Zum dritten Mal wird die UFC am kommenden Samstag in Skandinavien Halt machen – kurzzeitig war vor einigen Monaten die Idee im Gespräch, den ursprünglich geplanten Rückkampf zwischen Jon Jones und Alexander Gustafsson in Schweden abzuhalten, letztlich ist es nun aber doch nur eine Fight Night geworden.

Ein weiteres Mal veranstaltet die Organisation dabei zwei Events an einem Tag auf unterschiedlichen Kontinenten – nur wenige Stunden nach UFC Stockholm werden sich auf der anderen Seite des Atlantiks im kanadischen Halifax die Pforten des Octagons öffnen.

Die UFC Fight Night 53 kann in Deutschland über den UFC Fight Pass verfolgt werden, der im Abo ab monatlich 5,99 Euro auf ufc.tv erhältlich ist.

Gunnar Nelson vs. Rick Story
Mixed Martial Arts sind in Island immer noch verboten, laut eigener Aussage halten sich die Insel-Bewohner daher gerne an ihre schwedischen (Fast-) Nachbarn, wenn es um professionelle Kämpfe im Käfig geht. Etwas ironisch also, dass der Vorreiter des isländischen MMA am kommenden Wochenende die dritte UFC-Show des skandinavischen Landes anführen wird. Für Gunnar „Gunni“ Nelson (13-0-1) wird sein Kampf gegen Rick „The Horror“ Story (17-8) der erste Hauptkampf seiner immer noch recht jungen UFC-Laufbahn sein.

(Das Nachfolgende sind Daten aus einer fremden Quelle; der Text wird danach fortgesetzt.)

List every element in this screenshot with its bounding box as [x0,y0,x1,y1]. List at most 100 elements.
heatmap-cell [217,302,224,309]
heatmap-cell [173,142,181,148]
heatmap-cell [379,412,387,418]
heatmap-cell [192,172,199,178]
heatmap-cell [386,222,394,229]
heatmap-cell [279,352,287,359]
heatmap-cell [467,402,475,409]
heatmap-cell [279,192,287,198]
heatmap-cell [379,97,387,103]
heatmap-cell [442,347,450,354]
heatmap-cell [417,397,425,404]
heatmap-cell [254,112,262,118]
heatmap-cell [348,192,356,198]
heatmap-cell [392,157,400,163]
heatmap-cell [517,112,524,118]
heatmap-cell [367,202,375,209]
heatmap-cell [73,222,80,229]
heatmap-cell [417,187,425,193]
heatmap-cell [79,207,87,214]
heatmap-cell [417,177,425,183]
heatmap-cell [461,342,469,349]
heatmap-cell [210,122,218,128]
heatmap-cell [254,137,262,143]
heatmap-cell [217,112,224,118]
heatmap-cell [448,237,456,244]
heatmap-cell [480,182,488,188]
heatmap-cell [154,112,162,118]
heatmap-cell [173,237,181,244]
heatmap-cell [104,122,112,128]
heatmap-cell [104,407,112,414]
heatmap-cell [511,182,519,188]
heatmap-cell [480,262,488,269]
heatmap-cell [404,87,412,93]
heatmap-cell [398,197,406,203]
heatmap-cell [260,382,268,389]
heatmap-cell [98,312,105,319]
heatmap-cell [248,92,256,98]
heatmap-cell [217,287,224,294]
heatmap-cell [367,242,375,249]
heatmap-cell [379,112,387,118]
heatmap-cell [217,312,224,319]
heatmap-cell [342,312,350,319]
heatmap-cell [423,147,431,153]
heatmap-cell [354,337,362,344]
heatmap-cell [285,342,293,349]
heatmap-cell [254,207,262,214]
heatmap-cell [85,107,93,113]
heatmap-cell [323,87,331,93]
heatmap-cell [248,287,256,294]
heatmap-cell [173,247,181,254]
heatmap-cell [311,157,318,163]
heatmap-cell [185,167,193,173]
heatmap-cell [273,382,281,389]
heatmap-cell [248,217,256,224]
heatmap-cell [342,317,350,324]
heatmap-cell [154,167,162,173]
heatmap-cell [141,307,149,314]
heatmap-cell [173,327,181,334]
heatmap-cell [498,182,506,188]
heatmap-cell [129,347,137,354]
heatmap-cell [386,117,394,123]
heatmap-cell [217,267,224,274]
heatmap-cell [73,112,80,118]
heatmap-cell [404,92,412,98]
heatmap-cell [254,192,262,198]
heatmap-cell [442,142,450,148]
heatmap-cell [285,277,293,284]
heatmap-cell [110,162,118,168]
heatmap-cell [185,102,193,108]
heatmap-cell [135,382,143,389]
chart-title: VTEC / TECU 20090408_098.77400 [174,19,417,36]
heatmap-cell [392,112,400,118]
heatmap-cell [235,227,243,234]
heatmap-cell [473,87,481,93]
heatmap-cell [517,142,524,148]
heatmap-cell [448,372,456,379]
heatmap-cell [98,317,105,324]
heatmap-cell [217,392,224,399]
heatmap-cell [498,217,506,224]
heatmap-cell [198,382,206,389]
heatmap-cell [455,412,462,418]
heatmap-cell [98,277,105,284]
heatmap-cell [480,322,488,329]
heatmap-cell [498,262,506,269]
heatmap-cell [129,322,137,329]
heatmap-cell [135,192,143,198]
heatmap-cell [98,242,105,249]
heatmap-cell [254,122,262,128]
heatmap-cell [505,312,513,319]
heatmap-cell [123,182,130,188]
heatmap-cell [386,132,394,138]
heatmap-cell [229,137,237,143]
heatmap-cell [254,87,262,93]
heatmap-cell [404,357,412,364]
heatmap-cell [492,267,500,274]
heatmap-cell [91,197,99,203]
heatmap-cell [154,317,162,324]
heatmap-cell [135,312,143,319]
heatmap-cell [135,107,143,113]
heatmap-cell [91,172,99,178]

„Gunni“ debütierte im September 2012 bei UFC Nottingham im Octagon, wo er eigentlich auf Pascal Krauss treffen sollte, der jedoch mit einer Schulterverletzung absagen musste. Stattdessen trat Nelson gegen DaMarques Johnson an und fertigte den „The Ultimate Fighter“-Veteranen in nur dreieinhalb Minuten durch Aufgabe ab. Es folgten zunächst ein Punktsieg gegen Jorge Santiago und anschließend eine über einjährige, verletzungsbedingte Pause. Seitdem Nelson im März dieses Jahres wieder aktiv ist, konnte er dafür jedoch noch stärker überzeugen als zuvor – Aufgabe-Siege gegen Omari Akhmedov und Zak Cummings haben dem BJJ-Ass und Karate-Schwarzgurt nun seinen ersten Hauptkampf und damit einhergehend die meiste Aufmerksamkeit seiner bisherigen Karriere eingebracht.

Dieses Momentum wird Rick Story versuchen zu stehlen. Der 30-Jährige debütierte 2009 in Köln in der UFC, wo er eine Punktentscheidung an John Hathaway abgeben musste. Seitdem lief es mal besser und mal schlechter für den Ringer-Experten, der sich im Laufe von 16 Kämpfen aber Siege u.a. gegen Thiago Alves, Brian Ebersole und den aktuellen Champion Johny Hendricks sichern konnte. In Stockholm will Story seine Aggressivität, Zähigkeit und die harten Fäuste dazu nutzen, um den Hype um Nelson ins Stocken und sich selbst in eine Top-Position in der Gewichtsklasse zu bringen. Ob diese Attribute für einen Sieg reichen werden, bleibt abzuwarten – dass Nelson alle Hände voll zu tun haben wird, ist aber wohl unumgänglich.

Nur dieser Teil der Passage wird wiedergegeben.